Welche Konsequenzen das haben kann, zeigt der Fall von Vanessa Beecroft. Sie hat Buchstaben aus nackten Frauenkörpern für Louis Vuitton entworfen. Diese Idee stammte ursprünglich von Anthon Beeke, von dem sie sich, wie die Künstlerin auch zugab, aus einer Zeitschrift aus den 70er Jahren „inspirieren“ ließ.

Vuitton musste nicht nur eine hohe Entschädigung zahlen, sondern das 2007 erschienene Buch der Künstlerin einstampfen lassen. Interessanterweise beschuldigte Vanessa Beecroft erst kürzlich ihren ehemaligen Partner, den italienischen Künstler Maurizio Cattelan, ihre Ideen gestohlen zu haben. Vor dem Hintergrund der Vuitton-Affaire regt dieser Protest zum Schmunzeln an, aber tatsächlich ist es nicht das erste Mal, dass Cattelan Plagiarismus vorgeworfen wird.

Kopie einer Kopie einer Kopie einer Kopie einer Kopie des Originals (Blick aus dem Arbeitszimmer von Le Gras, Joseph Nicéphore Niépce, 1926)

Kopie einer Kopie einer Kopie einer Kopie einer Kopie des Originals (Blick aus dem Arbeitszimmer von Le Gras, Joseph Nicéphore Niépce, 1926)

Gibt es überhaupt universelle Ideen? Können zwei Menschen nicht doch die gleiche Ideen zu unterschiedlichen Zeitpunkten haben?

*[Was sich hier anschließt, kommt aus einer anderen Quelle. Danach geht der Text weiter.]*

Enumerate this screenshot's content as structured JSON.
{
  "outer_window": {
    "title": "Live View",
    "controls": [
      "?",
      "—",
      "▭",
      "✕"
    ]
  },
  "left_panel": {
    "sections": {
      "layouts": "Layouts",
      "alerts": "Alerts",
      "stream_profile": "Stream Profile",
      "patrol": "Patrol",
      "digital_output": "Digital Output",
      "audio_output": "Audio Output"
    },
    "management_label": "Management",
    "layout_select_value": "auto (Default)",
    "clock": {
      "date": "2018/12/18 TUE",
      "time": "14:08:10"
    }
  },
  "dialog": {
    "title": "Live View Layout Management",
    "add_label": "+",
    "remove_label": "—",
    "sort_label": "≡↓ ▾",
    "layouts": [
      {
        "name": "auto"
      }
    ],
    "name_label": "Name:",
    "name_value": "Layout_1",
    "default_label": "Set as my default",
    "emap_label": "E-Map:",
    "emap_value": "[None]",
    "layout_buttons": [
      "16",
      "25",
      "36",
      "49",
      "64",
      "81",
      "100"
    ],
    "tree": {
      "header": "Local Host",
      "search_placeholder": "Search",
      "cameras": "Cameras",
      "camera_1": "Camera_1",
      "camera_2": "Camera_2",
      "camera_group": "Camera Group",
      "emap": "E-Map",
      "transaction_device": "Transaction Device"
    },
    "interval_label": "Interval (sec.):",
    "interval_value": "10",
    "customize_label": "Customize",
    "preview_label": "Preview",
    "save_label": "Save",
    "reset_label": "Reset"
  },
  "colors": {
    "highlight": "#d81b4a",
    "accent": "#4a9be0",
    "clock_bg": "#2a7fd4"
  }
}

Hierzu greift das bekannte Beispiel des Berliner Künstlers Michael Luther, der eine Fotografie aus einer Tageszeitung mit malerischen Mitteln umgesetzt hat. Auf seiner Ausstellung wurde er darauf hingewiesen, dass Damien Hirst an einem exakt gleichen Bild mit exakt der gleichen Idee arbeitet. Motive, Lichtführung, Kontraste und Farbsetzung waren fast identisch. Solche Fälle sind zwar unwahrscheinlich, aber nicht unmöglich.

In letzter Zeit wird daher verstärkt die Notwendigkeit geäußert, dass beim Umgang mit Plagiaten in der Kunst die gleichen Regeln gelten sollten wie in der Wissenschaft. Als guter Wissenschaftler muss man Notizen über das Gelesene machen und einen Überblick haben. Vergleichbar zeichnet sich ein guter Künstler dadurch aus, dass er oder sie über die historische Entwicklung der Fotografie und verschiedene Vor- oder Zeitgleichdenker informiert ist. Ob man sich eine Textpassage merkt oder eine visuelles Bild: Kopie bleibt Kopie. Plagiat bleibt Plagiat.

Als problematisch kann auch ein stetiges mangelndes Unrechtsbewusstsein unserer Generation „Copy-Paste“ gesehen werden. In der Episode „The Chicken Thief“ der Fernsehserie „Die Waltons“ kopiert Ben das „Sommergedicht“ von Jon Boy und gewinnt einen Poesiepreis beim Liberty Magazine. Der anfängliche Neid über die Kreativität von Jon Boy und der Wunsch nach Anerkennung kippt relativ schnell in Schuldgefühle, die dazu führen, dass er sich Jon Boy offenbart. Jon Boy verzeiht und weist darauf hin, dass bei Ben ein kreativer Prozess statt fand, denn er hat ein Wintergedicht („A Winter Mountain“) und kein Sommergedicht geschrieben.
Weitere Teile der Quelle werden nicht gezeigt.